Why Not Just Get it Right to Begin With?

I am often told by existing data professionals that the real solution is to model everything up front, and then you would not need to refactor your database schema. Although that is an interesting vision, and I have seen it work in a few rare situations, experience from the past three decades has shown that this approach does not seem to be working well in practice for the overall IT community [Editor’s note: see Ed Yourdon’s retrospective on Structured Analysis in this issue]. The traditional approach to data modeling does not reflect the evolutionary approach of modern methods such as the RUP and XP, nor does it reflect the fact that business customers are demanding new features and changes to existing functionality at an accelerating rate. The old ways simply aren’t sufficient any more, if they ever were [11].

I suggest that you take an Agile Model-Driven Development (AMDD) approach [9, 10], in which you do some high-level modeling to identify the overall "landscape" of your system, and then model storm the details on a just-in-time (JIT) basis.
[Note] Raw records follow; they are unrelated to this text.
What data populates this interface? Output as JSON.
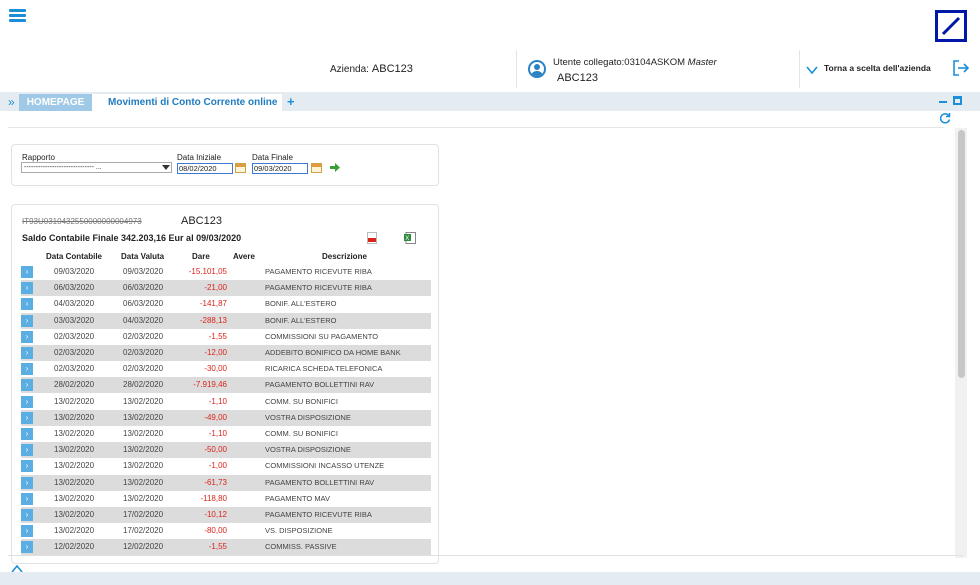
{
  "header": {
    "azienda_label": "Azienda:",
    "azienda_value": "ABC123",
    "user_label": "Utente collegato:03104ASKOM",
    "user_role": "Master",
    "user_name": "ABC123",
    "torna_label": "Torna a scelta dell'azienda"
  },
  "tabs": {
    "home": "HOMEPAGE",
    "movimenti": "Movimenti di Conto Corrente online",
    "add": "+"
  },
  "filters": {
    "rapporto_label": "Rapporto",
    "rapporto_value": "------------------------------  ...",
    "data_iniziale_label": "Data Iniziale",
    "data_iniziale_value": "08/02/2020",
    "data_finale_label": "Data Finale",
    "data_finale_value": "09/03/2020"
  },
  "account": {
    "iban_masked": "IT93U0310432550000000004973",
    "name": "ABC123",
    "saldo": "Saldo Contabile Finale 342.203,16  Eur al 09/03/2020"
  },
  "table": {
    "headers": [
      "Data Contabile",
      "Data Valuta",
      "Dare",
      "Avere",
      "Descrizione"
    ],
    "rows": [
      [
        "09/03/2020",
        "09/03/2020",
        "-15.101,05",
        "PAGAMENTO RICEVUTE RIBA"
      ],
      [
        "06/03/2020",
        "06/03/2020",
        "-21,00",
        "PAGAMENTO RICEVUTE RIBA"
      ],
      [
        "04/03/2020",
        "06/03/2020",
        "-141,87",
        "BONIF. ALL'ESTERO"
      ],
      [
        "03/03/2020",
        "04/03/2020",
        "-288,13",
        "BONIF. ALL'ESTERO"
      ],
      [
        "02/03/2020",
        "02/03/2020",
        "-1,55",
        "COMMISSIONI SU PAGAMENTO"
      ],
      [
        "02/03/2020",
        "02/03/2020",
        "-12,00",
        "ADDEBITO BONIFICO DA HOME BANK"
      ],
      [
        "02/03/2020",
        "02/03/2020",
        "-30,00",
        "RICARICA SCHEDA TELEFONICA"
      ],
      [
        "28/02/2020",
        "28/02/2020",
        "-7.919,46",
        "PAGAMENTO BOLLETTINI RAV"
      ],
      [
        "13/02/2020",
        "13/02/2020",
        "-1,10",
        "COMM. SU BONIFICI"
      ],
      [
        "13/02/2020",
        "13/02/2020",
        "-49,00",
        "VOSTRA DISPOSIZIONE"
      ],
      [
        "13/02/2020",
        "13/02/2020",
        "-1,10",
        "COMM. SU BONIFICI"
      ],
      [
        "13/02/2020",
        "13/02/2020",
        "-50,00",
        "VOSTRA DISPOSIZIONE"
      ],
      [
        "13/02/2020",
        "13/02/2020",
        "-1,00",
        "COMMISSIONI INCASSO UTENZE"
      ],
      [
        "13/02/2020",
        "13/02/2020",
        "-61,73",
        "PAGAMENTO BOLLETTINI RAV"
      ],
      [
        "13/02/2020",
        "13/02/2020",
        "-118,80",
        "PAGAMENTO MAV"
      ],
      [
        "13/02/2020",
        "17/02/2020",
        "-10,12",
        "PAGAMENTO RICEVUTE RIBA"
      ],
      [
        "13/02/2020",
        "17/02/2020",
        "-80,00",
        "VS. DISPOSIZIONE"
      ],
      [
        "12/02/2020",
        "12/02/2020",
        "-1,55",
        "COMMISS. PASSIVE"
      ]
    ]
  },
  "colors": {
    "accent": "#1a8fd8",
    "negative": "#d9251c",
    "row_alt": "#dcdcdc"
  }
}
You should take advantage of the benefits of modeling without suffering from the costs of over-modeling, over-documentation, and the resulting bureaucracy of trying to keep too many artifacts up-to-date and synchronized with one another. Your application code and your database schema evolve as your understanding of the problem domain evolves, and you maintain quality through refactoring both.
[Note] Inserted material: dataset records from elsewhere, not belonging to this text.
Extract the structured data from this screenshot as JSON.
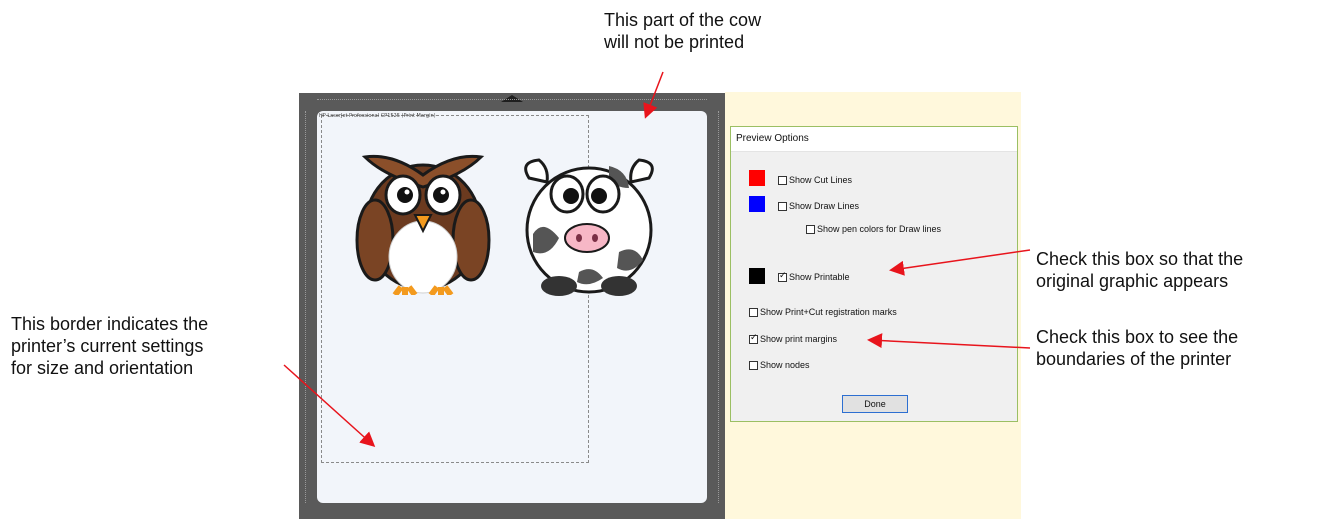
{
  "callouts": {
    "cow_not_printed": [
      "This part of the cow",
      "will not be printed"
    ],
    "border_indicates": [
      "This border indicates the",
      "printer’s current settings",
      "for size and orientation"
    ],
    "check_printable": [
      "Check this box so that the",
      "original graphic appears"
    ],
    "check_margins": [
      "Check this box to see the",
      "boundaries of the printer"
    ]
  },
  "mat": {
    "printer_label": "HP LaserJet Professional CP1525 (Print Margin)"
  },
  "dialog": {
    "title": "Preview Options",
    "options": {
      "show_cut_lines": {
        "label": "Show Cut Lines",
        "checked": false,
        "swatch_color": "#ff0000"
      },
      "show_draw_lines": {
        "label": "Show Draw Lines",
        "checked": false,
        "swatch_color": "#0000ff"
      },
      "show_pen_colors": {
        "label": "Show pen colors for Draw lines",
        "checked": false
      },
      "show_printable": {
        "label": "Show Printable",
        "checked": true,
        "swatch_color": "#000000"
      },
      "show_registration": {
        "label": "Show Print+Cut registration marks",
        "checked": false
      },
      "show_print_margins": {
        "label": "Show print margins",
        "checked": true
      },
      "show_nodes": {
        "label": "Show nodes",
        "checked": false
      }
    },
    "done_label": "Done"
  },
  "colors": {
    "arrow": "#e8141c",
    "dialog_border": "#9bbf63",
    "mat": "#5a5a5a",
    "background_panel": "#fff8dc"
  }
}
AMDD is different than traditional Model Driven Development (MDD), exemplified by the Object Management Group (OMG)’s Model Driven Architecture (MDA) standard (www.omg.org) , in that it doesn’t require you to create highly-detailed, formal models. Instead, AMDD is a streamlined approach to development that reflects agile software development values and principles, providingway to create artifacts such as physical data models that are critical to the success of agile DBAs. The collaborative environment fostered by AMDD promotes communication and cooperation between everyone involved on your project. This helps to break down some of the traditional barriers between groups in your organization and to motivate all developers to learn and apply the wide range of artifacts required to create modern software – there’s more to modeling than data models.

In Conclusion

Database refactoring is a database implementation technique, just like code refactoring is an application implementation technique. You refactor your database schema to ease additions to it. You often find that you have to add a new feature to a database, such as a new column or stored procedure, but the existing design is not the best one possible to easily support that new feature. You start by refactoring your database schema to make it easier to add the feature, and after the refactoring has been successfully applied, you then add the feature. The advantage of this approach is that you are slowly, but constantly, improving the quality of your database design. This process not only makes your database easier to understand and use, it also makes it easier to evolve over time; in other words, you improve your overall development productivity.
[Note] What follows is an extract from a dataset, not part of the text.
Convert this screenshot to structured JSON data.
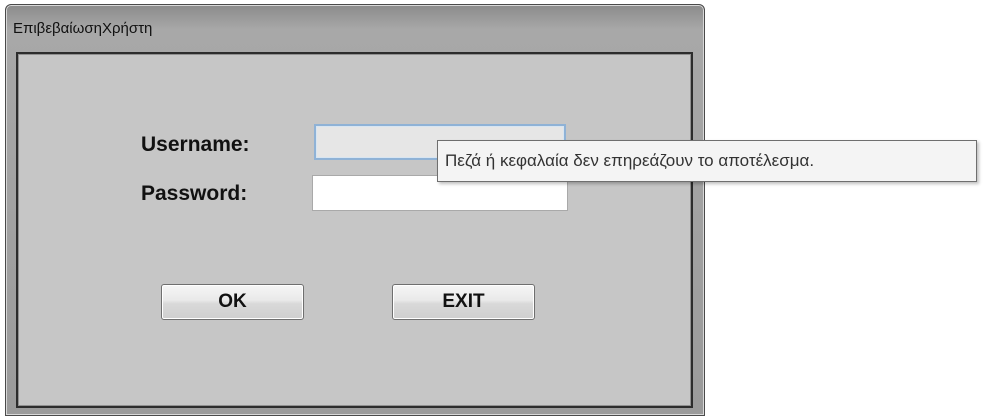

My experience is that data professionals can benefit from adopting modern evolutionary techniques similar to those of developers, and that database refactoring is one of several important skills that data professionals require. Unfortunately, the data community missed the object revolution of the 1990s, which means they missed out on opportunities to learn the evolutionary techniques that application programmers now take for granted. In many ways, the data community is also missing out on the agile revolution, which takes evolutionary development one step further to make it highly collaborative and cooperative.